A peine la portière de la voiture refermée que Clément se précipite pour un dernier au-revoir. Petit bonhomme de cinq ans, les yeux d’un bleu plus sombre que ceux de son père, l’aîné de Clémentine et Jonathan Challet nous avait déjà surpris par sa connaissance des plantes de son petit potager. Alors qu’à cet âge-là, bon nombre d’enfants ont le regard rivé sur les écrans, Clément, lui, a les Ecrins pour horizon. Sur les trois planches permanentes de son jardin poussent des tomates, de la salade et de la bourrache, une fleur délicate aux longs pétales bleus qu’il mange avec précaution sous l’œil attentif de sa maman.
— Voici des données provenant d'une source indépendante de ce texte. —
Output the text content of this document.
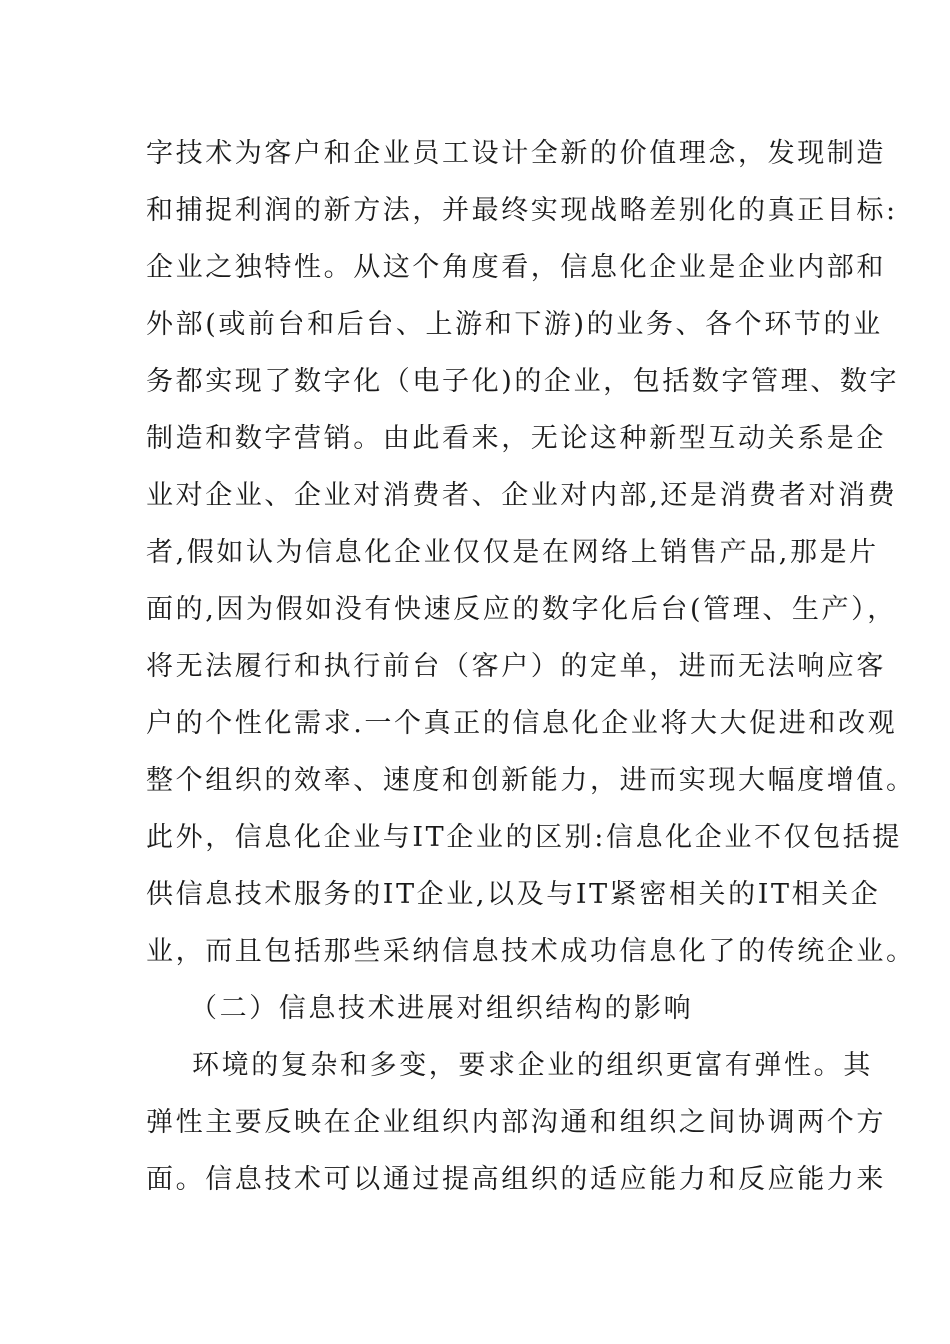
字技术为客户和企业员工设计全新的价值理念，发现制造
和捕捉利润的新方法，并最终实现战略差别化的真正目标:
企业之独特性。从这个角度看，信息化企业是企业内部和
外部(或前台和后台、上游和下游)的业务、各个环节的业
务都实现了数字化（电子化)的企业，包括数字管理、数字
制造和数字营销。由此看来，无论这种新型互动关系是企
业对企业、企业对消费者、企业对内部,还是消费者对消费
者,假如认为信息化企业仅仅是在网络上销售产品,那是片
面的,因为假如没有快速反应的数字化后台(管理、生产），
将无法履行和执行前台（客户）的定单，进而无法响应客
户的个性化需求.一个真正的信息化企业将大大促进和改观
整个组织的效率、速度和创新能力，进而实现大幅度增值。
此外，信息化企业与IT企业的区别:信息化企业不仅包括提
供信息技术服务的IT企业,以及与IT紧密相关的IT相关企
业，而且包括那些采纳信息技术成功信息化了的传统企业。
（二）信息技术进展对组织结构的影响
环境的复杂和多变，要求企业的组织更富有弹性。其
弹性主要反映在企业组织内部沟通和组织之间协调两个方
面。信息技术可以通过提高组织的适应能力和反应能力来
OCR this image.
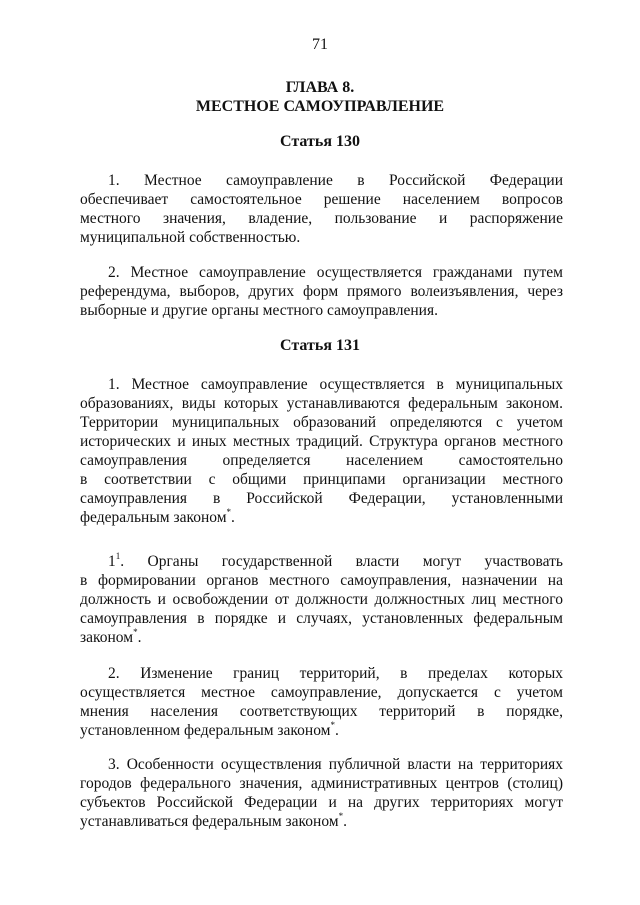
71
ГЛАВА 8.
МЕСТНОЕ САМОУПРАВЛЕНИЕ
Статья 130
1. Местное самоуправление в Российской Федерации
обеспечивает самостоятельное решение населением вопросов
местного значения, владение, пользование и распоряжение
муниципальной собственностью.
2. Местное самоуправление осуществляется гражданами путем
референдума, выборов, других форм прямого волеизъявления, через
выборные и другие органы местного самоуправления.
Статья 131
1. Местное самоуправление осуществляется в муниципальных
образованиях, виды которых устанавливаются федеральным законом.
Территории муниципальных образований определяются с учетом
исторических и иных местных традиций. Структура органов местного
самоуправления определяется населением самостоятельно
в соответствии с общими принципами организации местного
самоуправления в Российской Федерации, установленными
федеральным законом*.
$1^1$. Органы государственной власти могут участвовать
в формировании органов местного самоуправления, назначении на
должность и освобождении от должности должностных лиц местного
самоуправления в порядке и случаях, установленных федеральным
законом*.
2. Изменение границ территорий, в пределах которых
осуществляется местное самоуправление, допускается с учетом
мнения населения соответствующих территорий в порядке,
установленном федеральным законом*.
3. Особенности осуществления публичной власти на территориях
городов федерального значения, административных центров (столиц)
субъектов Российской Федерации и на других территориях могут
устанавливаться федеральным законом*.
Dite comme cela, l’anecdote peut paraître bucolique, un brin ringarde avec, en arrière-goût, un vilain relent de « petite maison dans la prairie ». Il n’en est rien. En réalité, cette tranche de vie, happée dans le vif d’une existence familiale seine et équilibrée, résume à elle seule le chemin parcouru et toujours emprunté par Clémentine et Jonathan Challet. Celui d’un respect franc de cette nature de la vallée du Champsaur (Hautes-Alpes) dévoilant, en été, une splendeur assurément bien moins sereine une fois l’hiver arrivé.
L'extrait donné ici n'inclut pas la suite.